At the foundation of ScoreMetrics is the principle of back-testing.  This is a fancy way of saying you need to make sure your system performed properly over a specific historical period of time.  If you develop a system because it worked last year, but you don’t go back further to make sure that last year wasn’t an outlier and the previous years proved the system to be faulty, then you could be setting yourself up for some serious disappointment.  You will also need a tool or multiple tools for back-testing performance, and you will need data going back at least ten years.  

Why ten years? System development, if done correctly, goes beyond a fad or a trend. Anyone can identify a trend and ride it for a while, and inevitably miss the part where the trend ends or reverses and ultimately gives back some, all, or even more than they made for however long they caught the trend.  I believe ten years goes beyond a trend and discovers systems that will stand the test of time.  

The ten year mark also does something else that is very critical to this whole process, and that is it helps you to gauge downside risk, unit allocation and a stop loss point.  This is because you now have perspective over a considerable period of time, giving you a data pool that lets you see the anticipated drawdown risk of the system, and to a degree it will set expectations as to what a worse case scenario might look like.

There are some exceptions to this rule.  Let’s say, for example, that the system involves a team that was formed 4 years ago, an umpire or referee that started 6 years ago, or a coach that got his job 5 years ago, or perhaps the industry wasn’t tracking the data you are using for the system for a full ten years.  In those instances, there still might be a great system from a smaller data pool.
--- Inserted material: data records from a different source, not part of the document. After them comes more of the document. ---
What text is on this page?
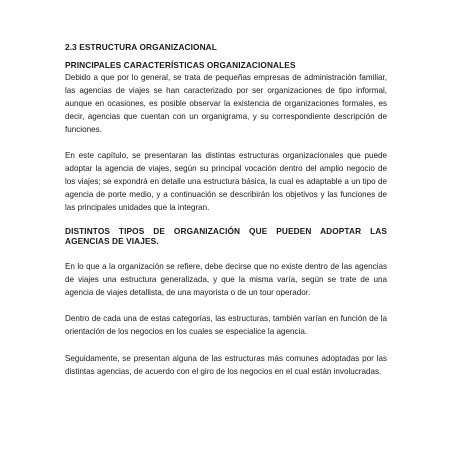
2.3 ESTRUCTURA ORGANIZACIONAL
PRINCIPALES CARACTERÍSTICAS ORGANIZACIONALES

Debido a que por lo general, se trata de pequeñas empresas de administración familiar, las agencias de viajes se han caracterizado por ser organizaciones de tipo informal, aunque en ocasiones, es posible observar la existencia de organizaciones formales, es decir, agencias que cuentan con un organigrama, y su correspondiente descripción de funciones.

En este capítulo, se presentaran las distintas estructuras organizacionales que puede adoptar la agencia de viajes, según su principal vocación dentro del amplio negocio de los viajes; se expondrá en detalle una estructura básica, la cual es adaptable a un tipo de agencia de porte medio, y a continuación se describirán los objetivos y las funciones de las principales unidades que la integran.

DISTINTOS TIPOS DE ORGANIZACIÓN QUE PUEDEN ADOPTAR LAS AGENCIAS DE VIAJES.

En lo que a la organización se refiere, debe decirse que no existe dentro de las agencias de viajes una estructura generalizada, y que la misma varía, según se trate de una agencia de viajes detallista, de una mayorista o de un tour operador.

Dentro de cada una de estas categorías, las estructuras, también varían en función de la orientación de los negocios en los cuales se especialice la agencia.

Seguidamente, se presentan alguna de las estructuras más comunes adoptadas por las distintas agencias, de acuerdo con el giro de los negocios en el cual están involucradas.
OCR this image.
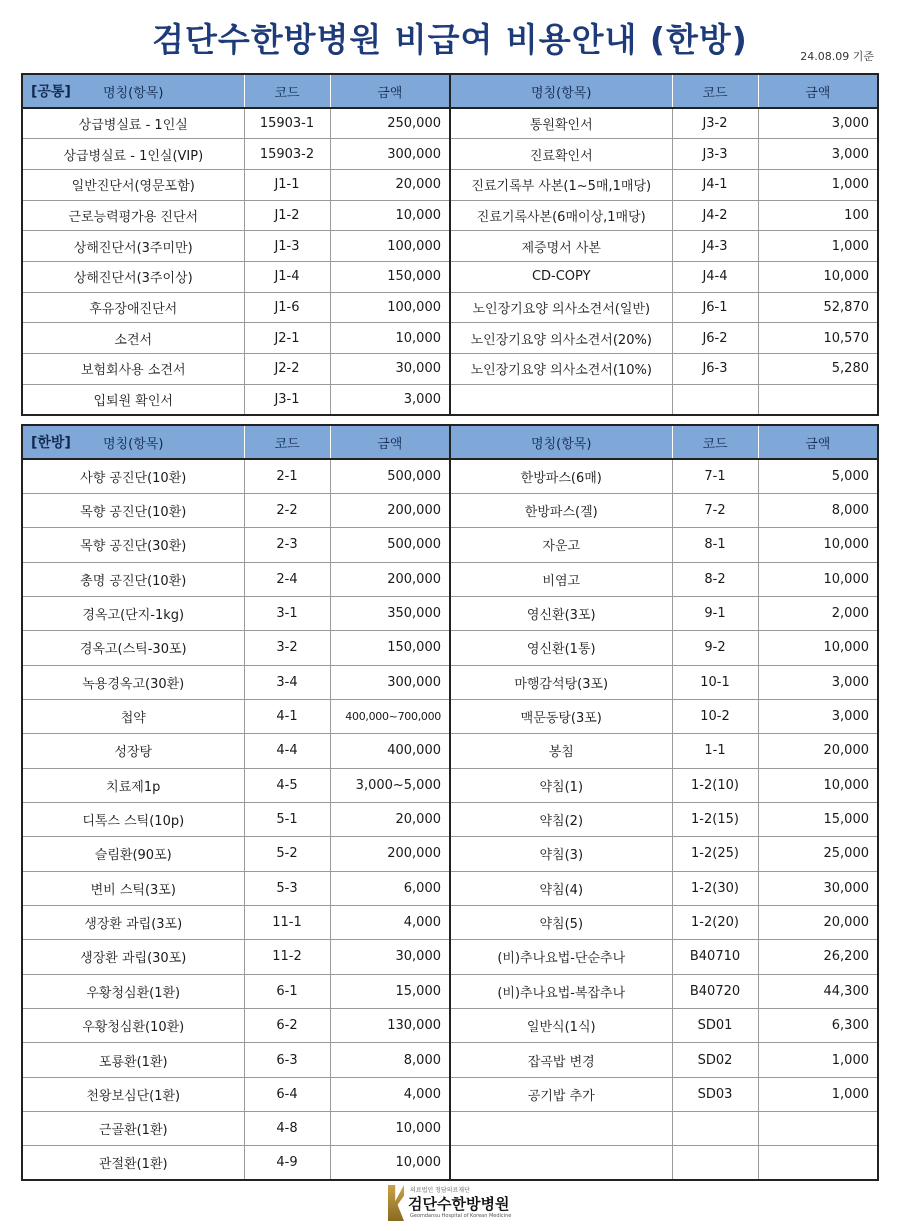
검단수한방병원 비급여 비용안내 (한방)	24.08.09 기준
[공통] 명칭(항목)	코드	금액	명칭(항목)	코드	금액
상급병실료 - 1인실	15903-1	250,000	통원확인서	J3-2	3,000
상급병실료 - 1인실(VIP)	15903-2	300,000	진료확인서	J3-3	3,000
일반진단서(영문포함)	J1-1	20,000	진료기록부 사본(1~5매,1매당)	J4-1	1,000
근로능력평가용 진단서	J1-2	10,000	진료기록사본(6매이상,1매당)	J4-2	100
상해진단서(3주미만)	J1-3	100,000	제증명서 사본	J4-3	1,000
상해진단서(3주이상)	J1-4	150,000	CD-COPY	J4-4	10,000
후유장애진단서	J1-6	100,000	노인장기요양 의사소견서(일반)	J6-1	52,870
소견서	J2-1	10,000	노인장기요양 의사소견서(20%)	J6-2	10,570
보험회사용 소견서	J2-2	30,000	노인장기요양 의사소견서(10%)	J6-3	5,280
입퇴원 확인서	J3-1	3,000			
[한방] 명칭(항목)	코드	금액	명칭(항목)	코드	금액
사향 공진단(10환)	2-1	500,000	한방파스(6매)	7-1	5,000
목향 공진단(10환)	2-2	200,000	한방파스(겔)	7-2	8,000
목향 공진단(30환)	2-3	500,000	자운고	8-1	10,000
총명 공진단(10환)	2-4	200,000	비염고	8-2	10,000
경옥고(단지-1kg)	3-1	350,000	영신환(3포)	9-1	2,000
경옥고(스틱-30포)	3-2	150,000	영신환(1통)	9-2	10,000
녹용경옥고(30환)	3-4	300,000	마행감석탕(3포)	10-1	3,000
첩약	4-1	400,000~700,000	맥문동탕(3포)	10-2	3,000
성장탕	4-4	400,000	봉침	1-1	20,000
치료제1p	4-5	3,000~5,000	약침(1)	1-2(10)	10,000
디톡스 스틱(10p)	5-1	20,000	약침(2)	1-2(15)	15,000
슬림환(90포)	5-2	200,000	약침(3)	1-2(25)	25,000
변비 스틱(3포)	5-3	6,000	약침(4)	1-2(30)	30,000
생장환 과립(3포)	11-1	4,000	약침(5)	1-2(20)	20,000
생장환 과립(30포)	11-2	30,000	(비)추나요법-단순추나	B40710	26,200
우황청심환(1환)	6-1	15,000	(비)추나요법-복잡추나	B40720	44,300
우황청심환(10환)	6-2	130,000	일반식(1식)	SD01	6,300
포룡환(1환)	6-3	8,000	잡곡밥 변경	SD02	1,000
천왕보심단(1환)	6-4	4,000	공기밥 추가	SD03	1,000
근골환(1환)	4-8	10,000			
관절환(1환)	4-9	10,000			
의료법인 청담의료재단
검단수한방병원
Geomdansu Hospital of Korean Medicine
We don’t want to avoid a great system only because we can’t have a full data history, but we need to proceed with caution because a smaller data pool means less confidence that the system will hold up over time and less data to determine a stop loss point and drawdown risk.  Typically, with systems using smaller data pools we will reduce the unit allocation in the portfolio until the system proves itself over time. This marginalizes the risk while allowing you to implement the system with caution.

When back-testing, there are some critical rules to be aware of in order to avoid systems that just ‘don’t fit quite right.’ This applies to trading in traditional investment vehicles as well as sports trading.  Think of back-testing analysis as that childhood game when you were a toddler learning shapes or a youngster doing your first jigsaw puzzle. You keep trying to make this puzzle piece fit but you have to really jam it in there to get to go where you want.  It really is the wrong puzzle piece but you keep trying to get it to wedge into your spot and force it to fit. It’s that old round peg in a square hole saying. Back-testing works much in the same way. You will come across many systems that are almost perfect but have flaws you don’t want to see and a bad trader will ignore the data to focus on a system that may have big ROI potential.  This is how traders who put the work in still lose their butts! It’s also known as gambling and, as I stated several times along the way, we don’t gamble.  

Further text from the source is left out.